Dans le cadre de son action militante, ATTAC avait lancé, en 2017, une campagne visant à faire pression sur la société Apple afin que celle-ci s’acquitte, avant le 1er décembre 2017, d’une amende de 13 milliards d’euros qui lui avait été infligée, au mois d’août 2016, par la Commission européenne. Ces 13 milliards devaient être payés au fisc irlandais pour « avantages fiscaux indus ». La société Apple ne s’étant pas exécutée, les militants d’ATTAC ont manifesté aux abords et à l’intérieur de plusieurs magasins Apple, avec des banderoles, des chèques représentant le montant de l’amende, et maculant les vitrines de blanc d’Espagne.

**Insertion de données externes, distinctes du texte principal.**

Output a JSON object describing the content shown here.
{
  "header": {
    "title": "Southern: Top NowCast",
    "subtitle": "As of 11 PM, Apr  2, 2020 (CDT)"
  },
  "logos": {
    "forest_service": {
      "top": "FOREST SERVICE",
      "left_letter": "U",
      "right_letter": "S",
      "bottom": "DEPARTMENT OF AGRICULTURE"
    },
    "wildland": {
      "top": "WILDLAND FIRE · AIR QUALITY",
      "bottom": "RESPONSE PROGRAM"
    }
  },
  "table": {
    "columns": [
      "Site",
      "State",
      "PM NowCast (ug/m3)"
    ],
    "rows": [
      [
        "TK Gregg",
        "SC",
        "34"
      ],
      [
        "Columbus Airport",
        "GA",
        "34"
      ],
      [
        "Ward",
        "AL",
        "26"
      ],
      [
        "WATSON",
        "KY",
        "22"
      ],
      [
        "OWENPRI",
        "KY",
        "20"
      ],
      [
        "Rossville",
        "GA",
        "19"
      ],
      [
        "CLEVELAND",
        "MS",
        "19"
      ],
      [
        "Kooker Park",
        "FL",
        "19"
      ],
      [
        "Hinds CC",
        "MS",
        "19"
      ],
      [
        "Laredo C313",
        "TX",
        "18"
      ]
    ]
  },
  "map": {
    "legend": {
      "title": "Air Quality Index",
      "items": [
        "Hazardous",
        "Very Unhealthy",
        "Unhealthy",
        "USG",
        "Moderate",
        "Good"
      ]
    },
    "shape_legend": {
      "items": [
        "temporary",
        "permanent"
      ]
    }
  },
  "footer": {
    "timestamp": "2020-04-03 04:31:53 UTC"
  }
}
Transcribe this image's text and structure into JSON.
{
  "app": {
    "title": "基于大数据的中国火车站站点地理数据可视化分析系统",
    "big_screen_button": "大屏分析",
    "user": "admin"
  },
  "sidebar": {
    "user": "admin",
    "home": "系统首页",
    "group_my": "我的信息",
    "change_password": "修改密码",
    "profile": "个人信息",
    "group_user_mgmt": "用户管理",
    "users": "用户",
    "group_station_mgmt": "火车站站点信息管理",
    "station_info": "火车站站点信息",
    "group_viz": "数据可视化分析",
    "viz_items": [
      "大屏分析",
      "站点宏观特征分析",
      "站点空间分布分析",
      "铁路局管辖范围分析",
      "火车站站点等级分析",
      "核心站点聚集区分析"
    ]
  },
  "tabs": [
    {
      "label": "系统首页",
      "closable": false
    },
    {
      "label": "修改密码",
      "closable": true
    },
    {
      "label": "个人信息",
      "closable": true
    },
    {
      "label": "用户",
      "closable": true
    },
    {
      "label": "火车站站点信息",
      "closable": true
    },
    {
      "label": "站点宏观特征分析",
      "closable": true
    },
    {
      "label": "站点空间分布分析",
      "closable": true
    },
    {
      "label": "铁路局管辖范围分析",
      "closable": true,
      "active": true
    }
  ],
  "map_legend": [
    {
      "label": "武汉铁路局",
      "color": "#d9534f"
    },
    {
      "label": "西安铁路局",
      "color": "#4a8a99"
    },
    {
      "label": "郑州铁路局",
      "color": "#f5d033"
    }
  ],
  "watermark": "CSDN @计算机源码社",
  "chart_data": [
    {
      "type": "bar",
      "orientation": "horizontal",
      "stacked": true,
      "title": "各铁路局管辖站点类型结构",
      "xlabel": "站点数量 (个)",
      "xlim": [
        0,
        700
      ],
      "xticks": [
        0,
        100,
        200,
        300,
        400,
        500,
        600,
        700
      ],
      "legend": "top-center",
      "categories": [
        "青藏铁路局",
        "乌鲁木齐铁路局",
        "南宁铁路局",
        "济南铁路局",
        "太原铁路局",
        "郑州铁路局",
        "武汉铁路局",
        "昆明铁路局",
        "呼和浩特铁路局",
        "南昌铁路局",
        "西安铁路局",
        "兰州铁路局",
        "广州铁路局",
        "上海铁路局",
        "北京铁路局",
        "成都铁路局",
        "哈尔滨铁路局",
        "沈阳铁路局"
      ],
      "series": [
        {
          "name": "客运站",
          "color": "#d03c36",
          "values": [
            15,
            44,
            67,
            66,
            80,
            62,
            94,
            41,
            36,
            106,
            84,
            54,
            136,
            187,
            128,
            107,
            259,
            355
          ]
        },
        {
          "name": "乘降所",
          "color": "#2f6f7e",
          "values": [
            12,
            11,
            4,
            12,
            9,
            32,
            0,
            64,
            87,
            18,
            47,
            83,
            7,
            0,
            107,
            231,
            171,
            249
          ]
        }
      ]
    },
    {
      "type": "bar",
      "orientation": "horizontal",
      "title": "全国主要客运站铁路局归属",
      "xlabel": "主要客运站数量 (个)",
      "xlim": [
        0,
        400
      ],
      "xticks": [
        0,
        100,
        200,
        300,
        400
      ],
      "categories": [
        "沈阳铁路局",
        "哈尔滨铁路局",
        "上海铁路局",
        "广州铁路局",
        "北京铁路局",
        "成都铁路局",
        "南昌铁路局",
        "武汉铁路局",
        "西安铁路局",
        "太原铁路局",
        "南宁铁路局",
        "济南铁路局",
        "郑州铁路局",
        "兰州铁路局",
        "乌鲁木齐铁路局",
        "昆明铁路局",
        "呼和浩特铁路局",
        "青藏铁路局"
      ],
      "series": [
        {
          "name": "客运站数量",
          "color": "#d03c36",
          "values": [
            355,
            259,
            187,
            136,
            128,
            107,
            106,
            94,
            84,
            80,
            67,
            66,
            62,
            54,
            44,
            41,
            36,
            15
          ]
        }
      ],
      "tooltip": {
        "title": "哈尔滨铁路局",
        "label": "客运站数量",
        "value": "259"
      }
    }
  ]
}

La société Apple, sur le fondement de l’article 809 du code de procédure civile relatif à l’existence d’une dommage imminent demandait au juge des référés d’interdire à l’association ATTAC de pénétrer dans un magasin Apple, sous astreinte de 150 000 Euros par infraction, et de l’autoriser à mandater un huissier de justice afin de procéder à l’évacuation des magasins le cas échéant. De l’autre côté de la barre, l’association, qui soulevait l’incompétence du juge des référés, soutenait qu’en tout hypothèse, les militants n’avaient causé aucun dommage, ni aucune dégradation. Les clients n’avaient pas été empêchés d’entrer dans le magasin et d’y faire leurs achats.
Dans sa décision, le juge des référés, qui a retenu sa compétence, a considéré que la simple pénétration de militants dans le magasin, sans violence, sans dégradation et sans blocage de l’accès ne suffisait pas à caractériser un dommage imminent qui aurait justifié une entrave à la liberté d’expression et à la liberté de manifestation des militants. Il est relevé dans l’ordonnance que ces derniers agissaient d’ailleurs conformément à leur statut, dans le cadre d’une campagne d’intérêt général. Le juge n’a pas retenu que la carte postale, adressée par l’association à la société Apple et lui donnant rendez-vous « à la rentrée » était un élément permettant de conclure à l’imminence d’une nouvelle occupation de locaux. La sévérité du magistrat pourrait s’expliquer par la longue plaidoirie de la société Apple, qui était également représentée à l’audience par Antonin Lévy. Substituant son confrère Ivan Itzkovitch, celui-ci se serait longuement étendu sur la question de l’évasion fiscale qui n’était pourtant pas débattue lors de cette audience en référé. L’association ATTAC était représentée par Julien Pignon.